Tectonothermal events in the Olympic IOCG Province constrained by apatite and REE-phosphate geochronology

ABSTRACT

The Olympic iron oxide–copper–gold province in South Australia contains numerous deposits and prospects, including the Olympic Dam Cu–U–Au–Ag deposit and the Acropolis prospect. The Acropolis prospect comprises massive, coarse-grained magnetite–apatite veins partly replaced by a hematite-stable assemblage. The apatite grains in the veins contain zones with abundant inclusions of other minerals (including monazite and xenotime) and low trace-element concentrations relative to the inclusion-free zones. The inclusion-rich apatite zones are interpreted to be formed from the recrystallisation of the inclusion-free apatite and remobilisation of U, Th and rare earth element (REE) from apatite into monazite and xenotime. Apatite, monazite and xenotime are all established U–Th–Pb geochronometers and offer the potential to constrain the alteration history of the Acropolis prospect. The LA-ICPMS U–Pb age of inclusion-free apatite is within error of the age of the host volcanic units (ca 1.59 Ga). Inclusion-rich apatite yields both near-concordant analyses that are within error of the inclusion-free apatite as well as highly disturbed (discordant) analyses. The most concordant analyses of monazite (Th–Pb) inclusions and xenotime (U–Pb) inclusions and rim grains indicate an alteration event occurred at ca 1.37 Ga and possibly also at ca 500 Ma. The disparity in age of the inclusion-rich apatite and the REE-phosphate inclusions (and rim grains) is suggested to be owing to the apatite being initially recrystallised at ca 1.59 Ga and modified again by a later event that also formed (or coarsened) most of the inclusions. Partial resetting of the majority of the monazite inclusions as well as the presence of significant amounts of common Pb has complicated the interpretation of the monazite results. In contrast, xenotime is a more robust geochronometer in this setting. The ages of the two post-1.59 Ga events that appear to have affected the Acropolis prospect do not correspond to any events known to have occurred in the Gawler Craton. The earlier (ca 1.37 Ga) age instead corresponds best with metamorphic–magmatic–hydrothermal activity in Laurentia, consistent with the proximity of Laurentia and the Gawler Craton inferred from palaeogeographic reconstructions. The later (ca 500 Ma) event corresponds to the Delamerian Orogeny and has been shown by prior studies to have also affected the Olympic Dam deposit.

KEYWORDS:

• geochronology
• apatite
• monazite
• xenotime
• Acropolis
• IOCG
• Olympic Cu–Au Province
• Gawler Craton

Acknowledgements

K. Goemann and S. Feig of the Central Science Laboratory at the University of Tasmania assisted with the EPMA analyses and automated mineralogy function of the SEM. C. Harraden assisted with execution of the Pb correction workflow. Discussions with M. Ferguson and N. Chapman greatly improved the quality of this work and are gratefully acknowledged. E. Jagodzinski and Y. Uvarova provided constructive reviews, which improved the quality of this manuscript.

Disclosure statement

No potential conflict of interest was reported by the authors.

Supplementary papers

Table S1. EPMA metadata (apatite).

Table S2. Apatite EPMA data.

Table S3. Xenotime + Monazite EPMA data.

Table S4. LA-ICPMS metadata.

Table S5. LA-ICPMS apatite trace-element data.

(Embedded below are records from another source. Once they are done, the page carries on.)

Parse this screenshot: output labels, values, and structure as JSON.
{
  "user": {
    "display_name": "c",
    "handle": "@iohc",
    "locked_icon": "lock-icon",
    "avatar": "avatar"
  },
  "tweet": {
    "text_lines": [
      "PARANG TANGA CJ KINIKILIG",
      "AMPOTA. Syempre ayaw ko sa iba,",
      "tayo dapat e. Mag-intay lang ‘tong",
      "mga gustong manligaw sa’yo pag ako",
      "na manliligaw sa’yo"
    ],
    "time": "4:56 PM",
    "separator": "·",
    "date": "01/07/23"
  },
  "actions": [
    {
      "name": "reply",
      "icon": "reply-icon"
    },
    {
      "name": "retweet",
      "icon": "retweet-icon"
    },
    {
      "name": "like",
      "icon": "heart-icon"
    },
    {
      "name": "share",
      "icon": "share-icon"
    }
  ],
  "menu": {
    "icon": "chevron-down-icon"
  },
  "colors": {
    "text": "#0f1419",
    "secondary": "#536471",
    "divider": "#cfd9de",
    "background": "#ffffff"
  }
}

Table S6. Apatite geochronology.

Table S7. Xenotime geochronology.

Table S8. Monazite geochronology + ²⁰⁷Pb correction.

Table S9. Data for Figure 8a (analysis MY30A0013).

Additional information

Funding

This paper represents part of the PhD project undertaken by A. R. Cherry while supported by an Australian Research Council Postgraduate Award. This work was funded by the Australian Research Council and BHP Olympic Dam [grant number LP130100438].